Лучшие годы жизни (с трагедиями и надрывами) Тютчев провел в Германии; любя немецкий мир, он понимал его национальные терзания; друг Шеллинга и Гейне, поэт грезил о той уютной Германии, которая возникала из идиллических картин Шпицвега – с их виноградными террасами, с инвалидными командами крепостей, усопших в лопухах и бурьяне, с ночными патрулями, которые, воздев фонари, обходят мистические закоулки средневековых городов, населенных сентиментальными башмачниками и пивоварами, Гретами и Лорелеями, ждущими почтальона с письмом от сказочного рыцаря… Но политика удушала поэзию! Тютчев был политическим трибуном светских салонов. В ярком освещении люстр, под волнующее шуршание женских нарядов, в говоре и смехе юных красавиц поэт становился неотразимо вдохновенен. Будто невзначай, он транжирил перлы острот и афоризмов, а Петербург повторял их, как откровение…
Лев сезона – так прозвали его в столице, хотя этот некрасивый и малоопрятный человек меньше всего походил на жуира и бонвивана.
Вот он выходит из подъезда дома на тихой Коломенской, проведя эту ночь не в семье, где его заждалась жена, а опять у Лели Денисьевой, последней своей любви.
О, как на склоне наших лет
Нежней мы любим и суеверней.
Сияй!
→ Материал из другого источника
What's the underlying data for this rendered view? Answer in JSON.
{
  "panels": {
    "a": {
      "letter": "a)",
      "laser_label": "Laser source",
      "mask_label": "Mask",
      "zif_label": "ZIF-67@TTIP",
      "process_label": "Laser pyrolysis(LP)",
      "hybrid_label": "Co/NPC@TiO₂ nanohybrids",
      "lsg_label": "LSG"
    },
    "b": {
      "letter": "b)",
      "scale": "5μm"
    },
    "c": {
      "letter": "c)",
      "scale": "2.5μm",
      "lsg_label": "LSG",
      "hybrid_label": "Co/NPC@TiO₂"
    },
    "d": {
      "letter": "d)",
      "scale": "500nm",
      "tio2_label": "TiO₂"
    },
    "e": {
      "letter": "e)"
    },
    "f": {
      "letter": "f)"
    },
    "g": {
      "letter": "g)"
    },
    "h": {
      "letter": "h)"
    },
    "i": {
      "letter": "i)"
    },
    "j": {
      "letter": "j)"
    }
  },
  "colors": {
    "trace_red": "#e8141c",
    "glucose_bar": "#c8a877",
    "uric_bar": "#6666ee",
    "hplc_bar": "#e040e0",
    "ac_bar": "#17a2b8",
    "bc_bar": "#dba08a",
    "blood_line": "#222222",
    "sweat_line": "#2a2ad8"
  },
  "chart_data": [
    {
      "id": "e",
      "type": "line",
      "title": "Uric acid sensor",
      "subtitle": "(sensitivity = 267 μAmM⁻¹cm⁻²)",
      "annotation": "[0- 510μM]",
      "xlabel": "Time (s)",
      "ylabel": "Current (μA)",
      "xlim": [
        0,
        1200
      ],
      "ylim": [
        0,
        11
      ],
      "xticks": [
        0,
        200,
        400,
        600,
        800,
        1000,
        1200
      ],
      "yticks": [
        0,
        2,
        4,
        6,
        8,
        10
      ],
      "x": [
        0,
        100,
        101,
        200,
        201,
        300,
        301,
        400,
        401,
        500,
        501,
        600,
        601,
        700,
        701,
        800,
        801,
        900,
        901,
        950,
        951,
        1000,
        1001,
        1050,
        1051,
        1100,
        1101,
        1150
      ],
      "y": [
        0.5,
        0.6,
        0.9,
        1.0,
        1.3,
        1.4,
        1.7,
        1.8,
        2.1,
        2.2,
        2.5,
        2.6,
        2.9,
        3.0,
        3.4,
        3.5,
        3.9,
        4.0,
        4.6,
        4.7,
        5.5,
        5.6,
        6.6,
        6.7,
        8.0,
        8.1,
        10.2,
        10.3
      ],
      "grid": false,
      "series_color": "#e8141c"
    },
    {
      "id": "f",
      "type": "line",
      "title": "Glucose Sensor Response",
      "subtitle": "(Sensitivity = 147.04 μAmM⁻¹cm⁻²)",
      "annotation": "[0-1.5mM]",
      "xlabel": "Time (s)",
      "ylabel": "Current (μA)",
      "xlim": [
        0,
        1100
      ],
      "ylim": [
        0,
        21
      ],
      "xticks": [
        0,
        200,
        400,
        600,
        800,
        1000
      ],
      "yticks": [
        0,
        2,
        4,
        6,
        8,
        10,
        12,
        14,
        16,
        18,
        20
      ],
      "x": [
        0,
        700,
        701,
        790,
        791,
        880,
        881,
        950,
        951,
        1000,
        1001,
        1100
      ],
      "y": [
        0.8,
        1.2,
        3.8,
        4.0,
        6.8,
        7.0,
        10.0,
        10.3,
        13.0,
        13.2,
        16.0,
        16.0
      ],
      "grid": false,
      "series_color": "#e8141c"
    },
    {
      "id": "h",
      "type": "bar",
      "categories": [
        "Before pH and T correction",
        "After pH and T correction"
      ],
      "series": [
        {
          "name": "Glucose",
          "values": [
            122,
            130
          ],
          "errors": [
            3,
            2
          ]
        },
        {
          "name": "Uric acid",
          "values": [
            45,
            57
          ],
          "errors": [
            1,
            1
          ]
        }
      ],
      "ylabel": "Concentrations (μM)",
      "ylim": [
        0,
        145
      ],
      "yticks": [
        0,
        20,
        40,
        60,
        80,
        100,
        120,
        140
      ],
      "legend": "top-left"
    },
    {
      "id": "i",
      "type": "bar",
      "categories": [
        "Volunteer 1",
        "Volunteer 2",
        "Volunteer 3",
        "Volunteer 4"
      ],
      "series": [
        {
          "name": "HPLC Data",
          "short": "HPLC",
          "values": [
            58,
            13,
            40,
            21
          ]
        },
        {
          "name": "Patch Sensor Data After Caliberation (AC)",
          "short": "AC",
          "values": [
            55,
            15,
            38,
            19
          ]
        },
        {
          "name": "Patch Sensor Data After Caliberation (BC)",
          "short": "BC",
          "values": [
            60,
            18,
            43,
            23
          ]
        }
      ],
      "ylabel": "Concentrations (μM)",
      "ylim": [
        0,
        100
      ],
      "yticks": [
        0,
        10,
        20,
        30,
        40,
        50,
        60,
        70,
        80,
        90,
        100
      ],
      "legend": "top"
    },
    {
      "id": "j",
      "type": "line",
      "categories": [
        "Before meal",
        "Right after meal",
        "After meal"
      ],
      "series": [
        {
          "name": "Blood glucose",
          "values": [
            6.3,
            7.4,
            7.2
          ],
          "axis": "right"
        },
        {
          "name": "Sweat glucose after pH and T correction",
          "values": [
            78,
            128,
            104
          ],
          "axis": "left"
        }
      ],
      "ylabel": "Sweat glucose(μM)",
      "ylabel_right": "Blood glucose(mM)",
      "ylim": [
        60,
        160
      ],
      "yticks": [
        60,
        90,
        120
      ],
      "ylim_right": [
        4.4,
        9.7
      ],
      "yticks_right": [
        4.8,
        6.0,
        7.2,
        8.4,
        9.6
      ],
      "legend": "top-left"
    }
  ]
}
Сияй, прощальный свет
Любви последней, зари вечерней…
Поэт! Впрочем, на поэта Тютчев тоже не похож: щупленький, лысенький, поверх пальто накинут немыслимый плед, конец которого небрежно волочится по панели. Не только поэта, но даже камергера двора его величества, каким он был, Тютчев не напоминает. Скорее, пришибленный невзгодами жизни мелкий титулярный советник, корпящий над перепиской казенных бумаг.